SSH brute force attacks are incredibly common, and very easy to protect against.

Firstly, you can do things like only allow SSH from certain IPs, or some other options, but here I’m just going to cover SSHGuard. SSHGuard is a tool that lets you block brute force attempts.

The first step is to install SSHGuard.

pkg_add -i sshguard

Next, edit /etc/pf.conf to add the SSHGuard table and the block rule:

table <sshguard> persist
block in proto tcp from <sshguard>

The sshguard table is where the IP addresses that have been flagged get added. Note that I block all TCP traffic from offending IP addresses. If you want to only block on port 22 for SSH you can replace the second line with block in proto tcp from <sshguard> to port 22.
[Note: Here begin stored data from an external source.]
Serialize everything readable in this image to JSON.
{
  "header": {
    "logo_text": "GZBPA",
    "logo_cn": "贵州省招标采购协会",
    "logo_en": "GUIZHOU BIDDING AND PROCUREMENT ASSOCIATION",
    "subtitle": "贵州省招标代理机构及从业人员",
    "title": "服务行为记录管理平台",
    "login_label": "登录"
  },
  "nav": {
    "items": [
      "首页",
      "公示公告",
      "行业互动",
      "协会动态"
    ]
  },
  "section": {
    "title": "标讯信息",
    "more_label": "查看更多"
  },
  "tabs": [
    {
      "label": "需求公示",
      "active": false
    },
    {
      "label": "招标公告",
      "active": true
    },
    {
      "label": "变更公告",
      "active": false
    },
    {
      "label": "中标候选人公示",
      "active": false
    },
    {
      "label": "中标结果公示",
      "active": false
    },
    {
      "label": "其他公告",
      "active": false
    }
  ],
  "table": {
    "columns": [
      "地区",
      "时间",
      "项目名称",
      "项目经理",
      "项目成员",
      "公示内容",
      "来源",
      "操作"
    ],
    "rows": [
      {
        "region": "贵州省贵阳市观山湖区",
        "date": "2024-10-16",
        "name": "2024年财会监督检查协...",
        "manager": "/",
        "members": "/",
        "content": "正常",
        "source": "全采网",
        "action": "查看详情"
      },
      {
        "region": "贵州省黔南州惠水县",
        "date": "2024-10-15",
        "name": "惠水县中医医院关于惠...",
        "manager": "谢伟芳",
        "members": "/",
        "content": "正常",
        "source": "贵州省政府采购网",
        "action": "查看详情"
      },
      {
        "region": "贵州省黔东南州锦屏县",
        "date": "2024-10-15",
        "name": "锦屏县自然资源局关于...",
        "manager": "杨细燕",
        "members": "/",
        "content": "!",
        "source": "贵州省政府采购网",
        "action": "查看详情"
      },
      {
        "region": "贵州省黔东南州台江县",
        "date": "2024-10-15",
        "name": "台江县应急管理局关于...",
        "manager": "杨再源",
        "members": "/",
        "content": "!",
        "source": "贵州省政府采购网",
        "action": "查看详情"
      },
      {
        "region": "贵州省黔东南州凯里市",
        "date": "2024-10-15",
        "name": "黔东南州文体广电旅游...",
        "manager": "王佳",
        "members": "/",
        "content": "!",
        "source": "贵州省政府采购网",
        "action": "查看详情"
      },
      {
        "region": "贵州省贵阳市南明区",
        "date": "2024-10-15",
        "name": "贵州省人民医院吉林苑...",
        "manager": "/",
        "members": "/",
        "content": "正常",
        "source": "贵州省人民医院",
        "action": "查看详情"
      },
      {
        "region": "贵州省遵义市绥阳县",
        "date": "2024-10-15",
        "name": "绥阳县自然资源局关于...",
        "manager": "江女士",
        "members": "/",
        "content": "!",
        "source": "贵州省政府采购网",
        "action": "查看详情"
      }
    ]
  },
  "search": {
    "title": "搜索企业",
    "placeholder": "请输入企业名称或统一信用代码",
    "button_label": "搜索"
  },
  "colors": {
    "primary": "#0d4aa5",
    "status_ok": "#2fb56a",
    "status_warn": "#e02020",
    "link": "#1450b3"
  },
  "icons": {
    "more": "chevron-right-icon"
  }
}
Before applying the changes, it is a good idea to verify the pf.conf changes were applied correctly:

pfctl -vnf /etc/pf.conf

If there are no syntax errors, then apply the changes:

pfctl -f /etc/pf.conf

Now to create the whitelist file, and set the daemon flags:

mkdir -p /var/db/sshguard/
touch /var/db/sshguard/whitelist.db
rcctl set sshguard flags -a 50 -l /var/log/authlog -p 14400 -w /var/db/sshguard/whitelist.db

Notes:

  • -a sets the number of attempts before an IP is blocked, and -p sets the time to block the IP for.
  • You can edit the whitelist file to add hostnames, IP addresses, and CIDR blocks for SSHGuard to ignore
  • You can set SSHGuard to use syslogd, or syslog-ng instead however it is easier to just configure it as shown above.

Now, just start and enable the daemon.

rcctl enable sshguard
rcctl start sshguard

That’s it! SSHGuard is now up and running!